In general I think the docker versioning is a hard problem to get right because it can be very hairy for users. For example you run all your analysis with SI v100.0. Then 6 months later you come back to do some additional analysis for paper review. You again install SI v100.0 but now the image downloaded is for a newer version of the KS image that gives you different results. This is very hard to track down. It would be nice to pin specific versions of SI to specific version of images, but this is difficult and also confusing in a different way. Alternatively (if not already) this could be made extremely clear in the logs e.g. a big banner that says the docker image version that's been used, it's release date, and how to request a different version.

tabedzki commented 3 months ago

Thanks for highlighting the fact that the final container image is not deleted when using delete_container_files.

As far as I can tell on run_sorter there is no option to specify the tag for the image. It would be nice to expose this with some convenience options e.g. None will just use the current spikeinterface default behaviour. "always_latest" could make sure your downloaded image is the latest version. You could also specify specific versions to use.

It appears that one is able to specify the tag explicitly. See here. As for having an "always_latest" I think that would be useful.

I agree with the idea of having the docker image version outputted somewhere in the logs for future reference. I didn't see that implemented when looking through my logs but I might've missed it.

JoeZiminski commented 3 months ago

Cool thanks @tabedzki I did not know about that ability to request the exact version of the image, that is nice.

As a quick aside, I wonder if run_container_local() and run_sorter_container are intended for public use, if not these could be prefixed with a _.

There are a couple of ways this could be implemented. One is to keep everything as-is but add some new keywords for docker_image and singularity_image such as "always_latest". However these arguments are already quite overloaded (e.g. can be bool for download, str to an existing local sorter, str of the docker image with tag to download).
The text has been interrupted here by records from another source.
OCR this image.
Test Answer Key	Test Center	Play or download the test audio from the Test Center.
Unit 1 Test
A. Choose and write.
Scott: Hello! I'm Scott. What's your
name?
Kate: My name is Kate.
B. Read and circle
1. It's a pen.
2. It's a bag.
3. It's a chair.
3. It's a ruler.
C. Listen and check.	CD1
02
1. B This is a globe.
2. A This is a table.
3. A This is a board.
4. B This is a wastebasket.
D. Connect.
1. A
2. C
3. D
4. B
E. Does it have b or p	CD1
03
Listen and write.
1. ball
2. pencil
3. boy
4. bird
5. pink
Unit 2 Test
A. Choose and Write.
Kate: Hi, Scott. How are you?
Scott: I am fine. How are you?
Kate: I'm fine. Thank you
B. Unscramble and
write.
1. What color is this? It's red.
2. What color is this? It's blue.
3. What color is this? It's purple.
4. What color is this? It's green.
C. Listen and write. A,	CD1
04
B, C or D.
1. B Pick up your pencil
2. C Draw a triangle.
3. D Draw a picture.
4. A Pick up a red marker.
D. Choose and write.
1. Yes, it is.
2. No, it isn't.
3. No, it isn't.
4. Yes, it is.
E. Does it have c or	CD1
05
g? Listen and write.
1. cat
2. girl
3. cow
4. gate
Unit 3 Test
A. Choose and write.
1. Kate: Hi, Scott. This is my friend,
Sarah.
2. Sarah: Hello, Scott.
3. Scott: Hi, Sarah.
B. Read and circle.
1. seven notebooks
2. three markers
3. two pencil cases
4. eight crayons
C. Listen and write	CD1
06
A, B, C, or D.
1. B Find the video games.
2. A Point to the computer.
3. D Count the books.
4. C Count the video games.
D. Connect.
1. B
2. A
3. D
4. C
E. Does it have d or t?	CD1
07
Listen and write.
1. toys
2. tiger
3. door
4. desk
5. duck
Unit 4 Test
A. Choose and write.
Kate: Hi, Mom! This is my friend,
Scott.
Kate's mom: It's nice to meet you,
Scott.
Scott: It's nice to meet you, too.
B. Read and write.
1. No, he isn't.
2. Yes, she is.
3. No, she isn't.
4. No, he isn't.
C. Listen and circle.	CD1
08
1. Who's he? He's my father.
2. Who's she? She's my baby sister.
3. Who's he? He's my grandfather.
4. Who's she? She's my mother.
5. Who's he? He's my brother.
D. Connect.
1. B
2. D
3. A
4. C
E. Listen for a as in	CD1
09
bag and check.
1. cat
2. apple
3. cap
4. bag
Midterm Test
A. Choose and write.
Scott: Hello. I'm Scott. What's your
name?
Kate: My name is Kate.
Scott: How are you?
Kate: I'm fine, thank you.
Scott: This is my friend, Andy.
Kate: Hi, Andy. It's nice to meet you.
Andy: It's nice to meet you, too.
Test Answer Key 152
Alternatively, there could be a new argument image_version and the ability to select a specific container with docker_image or singularity_image removed. These would now only accept bool or str to an existing container. The image_version would download the requested image (if downloading the image), and accept keyword arguments like always_latest. If the path pointed to previously downloaded image but it did not match image_version (e.g. it was not the latest image) it would crash. This could use the 'digest' rather than the tag (because 'latest' tag would not work for this purpose).

Finally adding some clearler logs to indicate exactly what image version is used. I don't know if there is any appetite for pinning SI versions to docker image versions. I guess each release would by default have to point to a specific docker image release rather than 'latest'. Each time a new image is released the corresponding version of SI would need to be updated. However, this would have to be handled separately for very image, and would be error prone. I think logs instead are the way to go.

alejoe91 commented 3 months ago

We should definitely at least add the image hash to the spike sorting log/params ASAP! Great point!

For usage, I would tend to aboid additional complexities to the run_sorter function, which is already quite complicated.

IMO, if one uses docker_image=True, it means that the "latest" should be used. Alternatively, we can simplify this argument so that it only accepts str | None, so docker_image=True will become `docker_image="latest``.

The code should check that if a latest tag is already cached locally, it corresponds to the remote tag. If not, download the latest.

tabedzki commented 3 months ago

@alejoe91, if we do update the options/documentation, I think we should update the singularity_image documentation to highlight that one can provide a path to the image via str since I believe that is something that Apptainer/Singularity provides. Based off reading the documentation, I didn't realize that this was possible; it was something that @JoeZiminski pointed out to me.